Encore eux! Lionel Messi, auteur d'un doublé, et Luis Suarez, décisif, ont propulsé Barcelone en quarts de finale de la Ligue des champions, mercredi au détriment de Lyon (5-1), trop spectateur du show des deux inséparables.
Après le triplé de Cristiano Ronaldo mardi avec la Juventus, l'extraterrestre de Barcelone devait répondre. Avec deux buts et deux passes décisives, la "Pulga" à l'aura monstre a brillé, notamment dans les quinze dernières minutes alors que l'OL commençait à y croire.
Certes, sa célébration reste plus mesurée que "CR7", mais au final, le résultat est le même, les quarts de finale de la C1 qui promettent, une nouvelle fois, une course acharnée entre les deux rivaux.
Les supporters du Camp Nou lui pardonneront le fait qu'il n'ait pas marqué lors des deux "Classico" remportés sur la pelouse du Real Madrid, et à Suarez sa maladresse du match aller (0-0).
Au lendemain de la première manche, le buteur uruguayen incarnait la domination stérile du Barça sur la "une" de Sport et Mundo Deportivo, la tête tournée vers le ciel, à chercher l'efficacité qui lui a tant fait défaut. Trois semaines plus tard, c'est une toute autre photo que pourraient utiliser les deux quotidiens.
A l'image de son équipe, l'Uruguayen a montré son meilleur visage, insensible aux critiques et à la pression qui entoure le club, désireux d'effacer le mauvais souvenir de la déroute romaine en quarts la saison passée.
La presse a évoqué son âge (32 ans), sa méforme de février, sa disette de 25 heures en C1 sans marquer loin du Camp Nou... Il a répondu par un doublé lors du Clasico le 27 février (3-0), puis mercredi par une activité débordante, qui a valu au Barça deux buts.
Certes, il n'a pas marqué... et c'est là que Messi entre en scène. C'est lui qui ouvre le score d'une panenka (18e), sur un penalty provoqué par... Suarez, forcément.
Le N.9 blaugrana est crocheté par Jason Denayer. L'arbitre a désigné le point de penalty sans broncher, ni jeter un oeil sur ses nombreuses roulades, qui lui ont collé au fil des années une réputation de truqueur.
Sa réputation de "bad boy" éclipse parfois son apport technique, et Fernando Marçal l'avait peut-être oublié.
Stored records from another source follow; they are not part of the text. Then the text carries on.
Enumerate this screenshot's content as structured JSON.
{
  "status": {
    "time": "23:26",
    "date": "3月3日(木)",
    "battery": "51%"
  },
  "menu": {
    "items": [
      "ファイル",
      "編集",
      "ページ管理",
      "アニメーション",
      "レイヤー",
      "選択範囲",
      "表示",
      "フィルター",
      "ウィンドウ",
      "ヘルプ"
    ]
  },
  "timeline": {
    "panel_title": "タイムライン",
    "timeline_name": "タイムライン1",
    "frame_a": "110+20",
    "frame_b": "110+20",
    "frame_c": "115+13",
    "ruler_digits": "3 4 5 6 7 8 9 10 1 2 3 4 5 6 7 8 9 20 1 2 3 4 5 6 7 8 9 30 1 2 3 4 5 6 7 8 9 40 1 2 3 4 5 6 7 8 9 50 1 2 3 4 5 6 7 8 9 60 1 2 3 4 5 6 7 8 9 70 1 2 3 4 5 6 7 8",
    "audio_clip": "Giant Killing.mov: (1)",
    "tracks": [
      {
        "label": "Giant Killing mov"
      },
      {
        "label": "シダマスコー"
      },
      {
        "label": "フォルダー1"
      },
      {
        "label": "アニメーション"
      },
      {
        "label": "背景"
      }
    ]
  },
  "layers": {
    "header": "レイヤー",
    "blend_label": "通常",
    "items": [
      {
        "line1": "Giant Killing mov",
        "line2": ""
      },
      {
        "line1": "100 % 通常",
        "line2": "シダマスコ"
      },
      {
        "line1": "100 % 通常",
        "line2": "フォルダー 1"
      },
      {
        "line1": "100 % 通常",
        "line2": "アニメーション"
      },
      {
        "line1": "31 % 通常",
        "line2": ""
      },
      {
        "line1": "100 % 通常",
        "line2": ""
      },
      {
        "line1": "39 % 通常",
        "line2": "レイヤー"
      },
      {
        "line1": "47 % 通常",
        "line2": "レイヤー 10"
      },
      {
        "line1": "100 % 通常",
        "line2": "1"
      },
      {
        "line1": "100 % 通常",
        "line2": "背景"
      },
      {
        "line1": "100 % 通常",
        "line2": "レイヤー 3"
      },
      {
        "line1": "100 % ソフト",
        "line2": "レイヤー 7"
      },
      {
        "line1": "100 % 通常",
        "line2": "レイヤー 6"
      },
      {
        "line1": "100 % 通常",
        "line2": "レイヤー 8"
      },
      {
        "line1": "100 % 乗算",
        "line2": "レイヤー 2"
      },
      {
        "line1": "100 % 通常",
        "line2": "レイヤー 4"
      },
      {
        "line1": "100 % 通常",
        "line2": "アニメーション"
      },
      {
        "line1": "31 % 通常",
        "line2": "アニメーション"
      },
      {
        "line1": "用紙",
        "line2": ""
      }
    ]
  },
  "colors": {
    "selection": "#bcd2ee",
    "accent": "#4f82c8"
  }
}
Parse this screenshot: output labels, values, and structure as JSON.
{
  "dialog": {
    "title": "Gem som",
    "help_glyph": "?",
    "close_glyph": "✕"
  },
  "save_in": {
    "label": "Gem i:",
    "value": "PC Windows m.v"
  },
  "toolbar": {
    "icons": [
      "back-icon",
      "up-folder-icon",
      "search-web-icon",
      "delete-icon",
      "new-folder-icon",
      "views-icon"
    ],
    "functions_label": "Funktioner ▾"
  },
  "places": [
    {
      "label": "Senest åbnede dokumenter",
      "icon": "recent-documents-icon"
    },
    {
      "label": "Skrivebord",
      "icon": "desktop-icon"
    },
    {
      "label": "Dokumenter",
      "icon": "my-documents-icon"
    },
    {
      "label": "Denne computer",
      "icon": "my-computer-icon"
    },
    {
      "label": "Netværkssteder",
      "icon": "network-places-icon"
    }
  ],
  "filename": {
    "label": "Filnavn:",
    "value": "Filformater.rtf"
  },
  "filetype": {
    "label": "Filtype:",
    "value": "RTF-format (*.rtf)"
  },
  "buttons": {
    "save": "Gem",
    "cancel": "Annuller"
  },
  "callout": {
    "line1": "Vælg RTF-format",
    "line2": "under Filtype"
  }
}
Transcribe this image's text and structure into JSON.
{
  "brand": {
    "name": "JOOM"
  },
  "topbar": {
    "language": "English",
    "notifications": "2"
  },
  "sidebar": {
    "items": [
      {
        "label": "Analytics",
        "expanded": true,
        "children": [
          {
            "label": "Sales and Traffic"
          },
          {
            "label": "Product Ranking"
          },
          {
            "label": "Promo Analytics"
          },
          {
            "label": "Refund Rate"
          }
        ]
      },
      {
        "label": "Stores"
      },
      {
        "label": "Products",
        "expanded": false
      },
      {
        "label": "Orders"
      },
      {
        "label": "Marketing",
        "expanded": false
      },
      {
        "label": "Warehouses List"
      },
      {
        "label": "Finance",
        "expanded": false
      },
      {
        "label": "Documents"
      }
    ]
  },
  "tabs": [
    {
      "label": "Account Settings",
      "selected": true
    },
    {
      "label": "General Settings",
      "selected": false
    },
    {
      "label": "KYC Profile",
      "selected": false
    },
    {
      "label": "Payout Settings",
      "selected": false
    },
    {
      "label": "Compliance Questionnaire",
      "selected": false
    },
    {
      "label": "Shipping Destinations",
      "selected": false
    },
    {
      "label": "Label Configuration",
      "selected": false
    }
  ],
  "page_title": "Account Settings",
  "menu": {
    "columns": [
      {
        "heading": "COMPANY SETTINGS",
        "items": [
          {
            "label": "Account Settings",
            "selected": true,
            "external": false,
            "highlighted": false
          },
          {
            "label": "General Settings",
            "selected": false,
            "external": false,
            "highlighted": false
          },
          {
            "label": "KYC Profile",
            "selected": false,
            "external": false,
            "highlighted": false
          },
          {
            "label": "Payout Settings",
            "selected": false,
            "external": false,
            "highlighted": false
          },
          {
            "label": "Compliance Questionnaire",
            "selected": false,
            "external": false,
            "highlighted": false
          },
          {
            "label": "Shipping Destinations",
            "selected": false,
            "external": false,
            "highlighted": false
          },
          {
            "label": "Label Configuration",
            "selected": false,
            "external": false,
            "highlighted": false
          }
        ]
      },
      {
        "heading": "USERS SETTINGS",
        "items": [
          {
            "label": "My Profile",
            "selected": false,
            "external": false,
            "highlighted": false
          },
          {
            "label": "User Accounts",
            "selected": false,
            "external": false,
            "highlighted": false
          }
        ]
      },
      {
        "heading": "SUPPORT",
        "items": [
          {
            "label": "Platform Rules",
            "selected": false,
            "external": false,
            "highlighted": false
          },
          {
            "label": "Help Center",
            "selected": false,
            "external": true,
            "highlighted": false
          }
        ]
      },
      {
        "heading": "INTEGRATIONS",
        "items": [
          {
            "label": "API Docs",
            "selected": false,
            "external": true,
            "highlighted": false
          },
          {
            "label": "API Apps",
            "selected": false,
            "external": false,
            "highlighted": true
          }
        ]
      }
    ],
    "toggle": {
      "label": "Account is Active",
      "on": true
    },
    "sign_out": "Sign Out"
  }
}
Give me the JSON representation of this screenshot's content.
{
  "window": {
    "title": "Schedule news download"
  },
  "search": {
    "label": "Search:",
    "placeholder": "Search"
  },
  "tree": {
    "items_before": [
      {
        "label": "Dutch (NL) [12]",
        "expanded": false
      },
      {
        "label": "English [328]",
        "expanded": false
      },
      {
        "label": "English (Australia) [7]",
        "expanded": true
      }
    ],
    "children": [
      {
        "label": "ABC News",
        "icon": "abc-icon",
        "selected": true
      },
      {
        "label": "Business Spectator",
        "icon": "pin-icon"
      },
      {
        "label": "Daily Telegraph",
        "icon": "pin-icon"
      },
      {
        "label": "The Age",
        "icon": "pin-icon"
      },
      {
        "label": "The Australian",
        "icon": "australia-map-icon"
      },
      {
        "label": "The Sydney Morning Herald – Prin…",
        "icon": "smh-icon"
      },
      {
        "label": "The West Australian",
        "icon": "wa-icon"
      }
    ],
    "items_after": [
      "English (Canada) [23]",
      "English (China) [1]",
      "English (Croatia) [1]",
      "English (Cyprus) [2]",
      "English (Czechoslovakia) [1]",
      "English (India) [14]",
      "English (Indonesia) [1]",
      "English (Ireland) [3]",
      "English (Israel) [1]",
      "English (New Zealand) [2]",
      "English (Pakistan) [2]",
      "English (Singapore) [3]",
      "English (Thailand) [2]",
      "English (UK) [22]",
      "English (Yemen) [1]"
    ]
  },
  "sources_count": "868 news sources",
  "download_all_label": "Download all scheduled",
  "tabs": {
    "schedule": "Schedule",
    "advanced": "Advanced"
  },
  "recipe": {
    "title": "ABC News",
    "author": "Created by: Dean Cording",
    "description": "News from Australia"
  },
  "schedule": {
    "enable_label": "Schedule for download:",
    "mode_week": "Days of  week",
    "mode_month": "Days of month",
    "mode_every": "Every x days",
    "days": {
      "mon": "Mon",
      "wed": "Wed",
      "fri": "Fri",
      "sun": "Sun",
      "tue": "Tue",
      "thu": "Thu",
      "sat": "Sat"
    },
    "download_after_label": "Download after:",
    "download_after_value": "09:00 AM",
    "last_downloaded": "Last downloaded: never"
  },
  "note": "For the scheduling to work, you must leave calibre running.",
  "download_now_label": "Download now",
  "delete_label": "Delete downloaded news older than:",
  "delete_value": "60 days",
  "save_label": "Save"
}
Le défenseur lyonnais est laissé sur place par le démarrage de Suarez, qui a prolongé son effort en délivrant une offrande décisive pour Philippe Coutinho pour le 2-0 (31e).
Il a poursuivi sa démonstration par une superbe feinte de corps, qui a fait rugir le Camp Nou, pour lancer une contre-attaque, qu'il a lui-même conclue par une frappe croisée au ras du poteau (37e).
Quand Lyon a fait taire le stade (58e) et relancé l'espoir d'une qualification lyonnaise, l'Uruguayen s'est distingué par plusieurs énervements, dont un sur Marcelo, et son compère argentin, par un but, encore.
D'un crochet assassin, la "Pulga" a effacé Denayer et Marcelo, avant d'ajuster Mathieu Gorgelin, à la main pas assez ferme pour arrêter sa frappe (78e).
Le coup était parfait, et Messi a continué à appuyer. Il délivre deux passes décisives, pour Gerard Piqué (81e) et Ousmane Dembélé (86e) pour donner au score une allure plus en adéquation avec son statut de superstar.